A priori, Le Souffle du canon (Nicolas Mingasson, 2019, France, 54′) n’a guère de point commun avec ce qui précède : les personnes filmées sont des soldats, militaires de carrière, engagés au Mali ou en Afghanistan. Victimes de stress post-traumatique (SPT), ils sont certes soignés sur le plan médicamenteux et bénéficient d’un stage de six jours, pendant lequel l’Armée française va mettre le paquet pour leur faire retrouver le droit chemin. Mais ensuite… peu ou pas de suivi pour eux, et rien pour les familles. Ce sont de vrais professionnels et des gens convaincus du bien-fondé de leur mission, mais justement n’ont-ils pas failli à cette mission, ont-ils protégé et secouru leurs camarades comme ils l’auraient dû, ont-ils été à la hauteur des valeurs qui les portent ?
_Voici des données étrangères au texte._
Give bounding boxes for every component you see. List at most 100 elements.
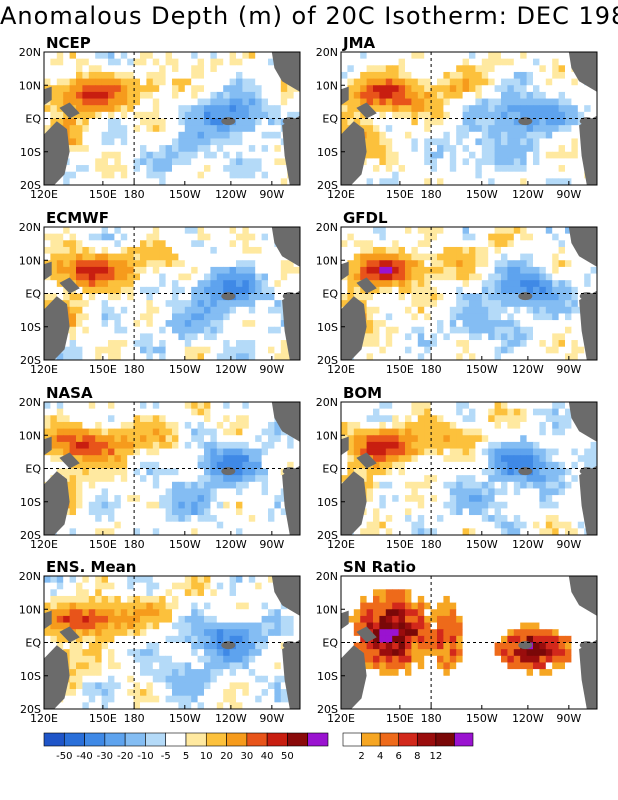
heatmap-cell	[165, 138, 173, 146]
heatmap-cell	[236, 158, 243, 166]
heatmap-cell	[539, 78, 547, 86]
heatmap-cell	[475, 455, 483, 463]
heatmap-cell	[210, 521, 218, 529]
heatmap-cell	[204, 233, 211, 241]
heatmap-cell	[210, 293, 218, 301]
heatmap-cell	[101, 138, 109, 146]
heatmap-cell	[571, 441, 579, 449]
heatmap-cell	[430, 521, 438, 529]
heatmap-cell	[373, 475, 380, 483]
heatmap-cell	[379, 85, 387, 93]
heatmap-cell	[248, 227, 256, 235]
heatmap-cell	[140, 455, 147, 463]
heatmap-cell	[44, 286, 51, 294]
heatmap-cell	[430, 171, 438, 179]
heatmap-cell	[494, 515, 502, 523]
heatmap-cell	[197, 165, 205, 173]
heatmap-cell	[373, 227, 380, 235]
heatmap-cell	[76, 52, 83, 60]
heatmap-cell	[366, 273, 374, 281]
heatmap-cell	[520, 515, 527, 523]
heatmap-cell	[120, 475, 128, 483]
heatmap-cell	[197, 495, 205, 503]
heatmap-cell	[101, 58, 109, 66]
heatmap-cell	[146, 233, 154, 241]
heatmap-cell	[63, 118, 70, 126]
heatmap-cell	[165, 71, 173, 79]
heatmap-cell	[178, 125, 186, 133]
heatmap-cell	[274, 286, 282, 294]
heatmap-cell	[398, 300, 406, 308]
heatmap-cell	[475, 475, 483, 483]
heatmap-cell	[379, 233, 387, 241]
heatmap-cell	[127, 253, 134, 261]
heatmap-cell	[44, 71, 51, 79]
heatmap-cell	[437, 98, 444, 106]
heatmap-cell	[507, 145, 515, 153]
heatmap-cell	[101, 326, 109, 334]
heatmap-cell	[101, 300, 109, 308]
heatmap-cell	[223, 501, 230, 509]
heatmap-cell	[69, 428, 77, 436]
heatmap-cell	[545, 293, 553, 301]
heatmap-cell	[152, 435, 160, 443]
heatmap-cell	[507, 428, 515, 436]
heatmap-cell	[494, 266, 502, 274]
heatmap-cell	[229, 306, 237, 314]
heatmap-cell	[95, 475, 102, 483]
heatmap-cell	[520, 320, 527, 328]
heatmap-cell	[462, 461, 470, 469]
heatmap-cell	[513, 273, 521, 281]
heatmap-cell	[88, 178, 96, 186]
heatmap-cell	[133, 300, 141, 308]
heatmap-cell	[44, 233, 51, 241]
heatmap-cell	[539, 293, 547, 301]
heatmap-cell	[216, 98, 224, 106]
heatmap-cell	[488, 421, 495, 429]
heatmap-cell	[533, 333, 540, 341]
heatmap-cell	[197, 71, 205, 79]
heatmap-cell	[101, 346, 109, 354]
heatmap-cell	[590, 441, 598, 449]
heatmap-cell	[437, 340, 444, 348]
heatmap-cell	[456, 293, 463, 301]
heatmap-cell	[274, 266, 282, 274]
heatmap-cell	[469, 488, 476, 496]
heatmap-cell	[255, 178, 262, 186]
heatmap-cell	[424, 428, 431, 436]
land-mass	[59, 102, 80, 119]
heatmap-cell	[533, 508, 540, 516]
heatmap-cell	[481, 98, 489, 106]
heatmap-cell	[545, 353, 553, 361]
heatmap-cell	[95, 125, 102, 133]
heatmap-cell	[172, 402, 179, 410]
heatmap-cell	[191, 501, 198, 509]
heatmap-cell	[223, 105, 230, 113]
heatmap-cell	[133, 508, 141, 516]
heatmap-cell	[379, 435, 387, 443]
heatmap-cell	[584, 260, 591, 268]
heatmap-cell	[507, 125, 515, 133]
heatmap-cell	[558, 111, 566, 119]
heatmap-cell	[159, 448, 166, 456]
heatmap-cell	[69, 441, 77, 449]
heatmap-cell	[590, 91, 598, 99]
heatmap-cell	[424, 340, 431, 348]
heatmap-cell	[178, 455, 186, 463]
heatmap-cell	[469, 158, 476, 166]
heatmap-cell	[411, 461, 419, 469]
heatmap-cell	[488, 178, 495, 186]
heatmap-cell	[255, 138, 262, 146]
heatmap-cell	[392, 125, 399, 133]
heatmap-cell	[69, 488, 77, 496]
heatmap-cell	[178, 165, 186, 173]
heatmap-cell	[95, 158, 102, 166]
heatmap-cell	[133, 286, 141, 294]
heatmap-cell	[373, 461, 380, 469]
heatmap-cell	[539, 468, 547, 476]
heatmap-cell	[197, 528, 205, 536]
heatmap-cell	[146, 340, 154, 348]
land-mass	[271, 227, 300, 267]
heatmap-cell	[341, 461, 348, 469]
heatmap-cell	[63, 266, 70, 274]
On leur parle de « blessure » à propos de ce qu’ils ont subi, on biologise leur mal (à juste titre, semble-t-il : une rupture au niveau neurologique) mais honte et culpabilité les habitent. Les hommes parlent des effets désastreux sur leur vie sexuelle – et il faut saluer la confiance que le réalisateur et son acolyte Jérôme Colin sont parvenus à instaurer avec eux. Il faut féliciter aussi la Grande Muette qui leur a permis de filmer librement.
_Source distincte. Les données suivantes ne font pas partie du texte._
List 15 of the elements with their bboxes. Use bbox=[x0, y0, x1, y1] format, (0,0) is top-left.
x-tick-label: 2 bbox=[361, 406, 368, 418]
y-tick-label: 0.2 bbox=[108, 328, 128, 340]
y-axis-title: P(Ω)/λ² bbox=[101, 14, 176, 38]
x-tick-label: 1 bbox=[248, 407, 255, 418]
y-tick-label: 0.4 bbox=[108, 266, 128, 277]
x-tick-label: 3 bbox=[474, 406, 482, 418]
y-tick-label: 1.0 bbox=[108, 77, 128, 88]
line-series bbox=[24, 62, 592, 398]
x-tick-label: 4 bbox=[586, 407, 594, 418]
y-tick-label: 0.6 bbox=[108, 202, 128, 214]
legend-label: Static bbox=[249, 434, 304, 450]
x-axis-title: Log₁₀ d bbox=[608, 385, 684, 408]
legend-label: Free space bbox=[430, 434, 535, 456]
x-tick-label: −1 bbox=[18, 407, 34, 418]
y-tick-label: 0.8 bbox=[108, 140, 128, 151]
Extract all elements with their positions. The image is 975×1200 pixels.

Stéphane, sergent, qui a été pris en charge parce qu’il ne pouvait s’empêcher de pleurer, ressasse la mort d’un subordonné obéissant à un ordre supérieur qu’il lui avait transmis alors qu’il le trouvait injustifié. Il envisage de se tirer une balle dans la tête si sa femme le quitte. Lara, infirmière, ne se pardonne pas de n’avoir pu sauver un homme mortellement blessé et se désole de devoir quitter la carrière militaire. Elle a fait plusieurs tentatives de suicide. On n’oublie pas ces deux-là.
Pour conclure, quelques remarques proprement « cinéma ». Les armées ont toujours sous-estimé, voire camouflé, les dégâts psychologiques dus à la guerre, sans doute pour maintenir le moral des troupes et de l’arrière, et parce que les images viriles (« on n’est pas des mauviettes, on tient bon ») étaient heurtées de plein fouet par ces séquelles. Sur ce plan comme sur d’autres, l’institution militaire a été secondée par l’industrie cinématographique. Sauf méconnaissance de ma part, le premier documentaire consacré au sujet fut Let there be light (John Huston, 1946), etc. censuré jusqu’en 1980, soit après la fin de la guerre du Vietnam, alors que ç’avait été une commande du gouvernement des Etats-Unis ! La plupart des films de guerre sont des fictions. Mais regardez celui-ci et vous verrez d’un autre oeil même les oeuvres de fiction qui n’obéissent pas à l’héroïsation militariste, tels The Story of G.I. Joe (William Wellman, 1945) ou La 317e section (Pierre Schoendorffer, 1965).
Pour plus de détails, voir les travaux d’Isabelle von Bueltzingsloewen (par exemple https://books.openedition.org/pur/20080?lang=fr)
Parti Ouvrier d’Unification Marxiste, anti-stalinien. George Orwell en était proche.
Je crois me rappeler qu’Olivier Lecomte, lors d’une séance de sa « Toile filante » au PointCulture ULB, a montré un extrait d’un film portant sur les désastres psychiques subis par les combattants de la première guerre mondiale. Mais j’imagine qu’il n’avait guère été diffusé, à l’époque, en dehors des « milieux autorisés ».